The Echigo-Tsumari region has about 200 communities, with populations ranging from a few to thousands in size. Only two communities participated in the last Triennial, while this time over 50 communities are fully committed and collaborated with artists in their own customs with great enthusiasm. This is a new beginning.

Aged people occupy one forth of the population of 76,000 total of the six municipalities of the region. I am excited to tell you that 'Real Lear' is a play performed by old people themselves, and 'White Project' is a project where many of the aged have participated. I believe the existence of old people is a positive element to the regional power and should be used for regional revitalization.

In addition to local festivities, there will be many events programmed during the Triennial. This proves that fine art has started to build strong connection with other cultural fields. Also the events will be linked to local festivals.

This Triennial is also featured by participation of 20 architects and 30 university laboratories. The Triennial provides these students with an opportunity to learn what site-specific art is and how hard, dynamic and pleasant it is to work with local people, an experience which will in turn lead them to teach children in the future what they have learned in Tsumari.

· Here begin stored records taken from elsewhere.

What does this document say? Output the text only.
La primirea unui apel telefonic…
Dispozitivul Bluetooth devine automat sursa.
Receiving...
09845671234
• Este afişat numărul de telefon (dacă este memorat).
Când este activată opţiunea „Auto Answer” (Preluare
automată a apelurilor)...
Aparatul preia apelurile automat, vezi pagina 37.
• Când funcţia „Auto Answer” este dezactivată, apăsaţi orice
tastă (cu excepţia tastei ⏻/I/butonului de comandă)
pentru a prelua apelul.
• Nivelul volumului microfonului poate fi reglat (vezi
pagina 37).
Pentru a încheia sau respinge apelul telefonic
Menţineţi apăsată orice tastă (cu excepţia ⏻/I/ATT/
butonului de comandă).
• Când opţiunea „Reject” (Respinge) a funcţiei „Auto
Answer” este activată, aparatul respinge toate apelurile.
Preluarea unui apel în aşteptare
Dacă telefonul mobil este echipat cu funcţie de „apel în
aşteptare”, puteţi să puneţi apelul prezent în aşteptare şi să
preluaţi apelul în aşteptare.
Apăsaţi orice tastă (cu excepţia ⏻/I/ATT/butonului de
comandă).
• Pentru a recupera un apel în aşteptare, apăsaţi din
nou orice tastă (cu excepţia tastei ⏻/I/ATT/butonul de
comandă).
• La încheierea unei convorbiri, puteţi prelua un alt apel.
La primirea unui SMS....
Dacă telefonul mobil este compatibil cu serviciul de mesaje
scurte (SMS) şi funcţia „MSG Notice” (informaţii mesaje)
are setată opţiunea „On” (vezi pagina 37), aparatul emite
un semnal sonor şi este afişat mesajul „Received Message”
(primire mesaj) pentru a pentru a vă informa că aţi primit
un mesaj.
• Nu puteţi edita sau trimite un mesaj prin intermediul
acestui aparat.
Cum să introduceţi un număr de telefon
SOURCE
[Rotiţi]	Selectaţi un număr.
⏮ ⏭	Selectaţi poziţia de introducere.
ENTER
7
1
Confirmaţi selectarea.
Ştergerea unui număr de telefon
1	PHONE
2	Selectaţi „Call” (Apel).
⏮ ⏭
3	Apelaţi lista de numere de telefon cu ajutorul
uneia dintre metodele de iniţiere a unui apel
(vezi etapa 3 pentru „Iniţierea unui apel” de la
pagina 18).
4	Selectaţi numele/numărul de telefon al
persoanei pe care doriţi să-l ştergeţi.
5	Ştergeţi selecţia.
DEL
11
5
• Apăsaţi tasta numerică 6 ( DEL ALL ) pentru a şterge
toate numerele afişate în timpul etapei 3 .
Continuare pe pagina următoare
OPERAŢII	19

'Ryokan Ball' is a game of hide-and-seek game in satoyama that visitors can play in a natural setting. Following the example of 'Ryokan', a Niigata-born priest of the 17th century, who played hide-and-seek with children in Satoyama, please join in 'Ryokan Ball' and enjoy the sunsets of summer in Tsumari.

With numerous art projects functioning as opportunities to revitalize the region, three architectural projects called 'Stages' have been completed as footholds for regional development: 'Echigo-Tsumari Exchange Center: Kinare', 'Matsudai Snow-Land Agrarian Culture Center', 'Echigo-Matsunoyama Museum of Natural Science'. Each architectural project is equipped with devices designed to become core facilities for the region. The Stages are about to start their activities after many trial and error and detailed examination the specialists, inhabitants, local government and Kohebitai over several years. They will develop to become public facilities, the like of which has never been seen before. They will be stages for developing networks and for connecting local tasks to universal tasks of civilizations.

We would be delighted if you could experience this art in its role as mediator between 'place and people' 'people and people'. We will feel we have succeeded if you can sense, through the art our network that tries to go beyond 'region', 'generation' and 'genre', in the process of making a your satoyama trip around Tsumari. Guided by the artworks, please try to feel it with all your five senses. Human beings are a part of nature. Resonating with the earth, Art, with the physiological intuition of artists that is connected to nature. All this is looking forward to encountering you.

Born in Africa far hundred thousands years ago, our ancestors went north to the Himarayas and came down to this archipelago. Pioneers of Jomon period settled in this region and explored their culture of flame-shaped earthenware. And they cultivated the Shinano Basin for 1500 years and turned it into the top rice-producing region in Japan. Now, the rice fields are dying.

Culture was born by cultivating the earth. In the twilight of civilization now, we must burn a fire and let it burn enough to guide a tiny boat drifting in the Japan Sea to where our spirit exists.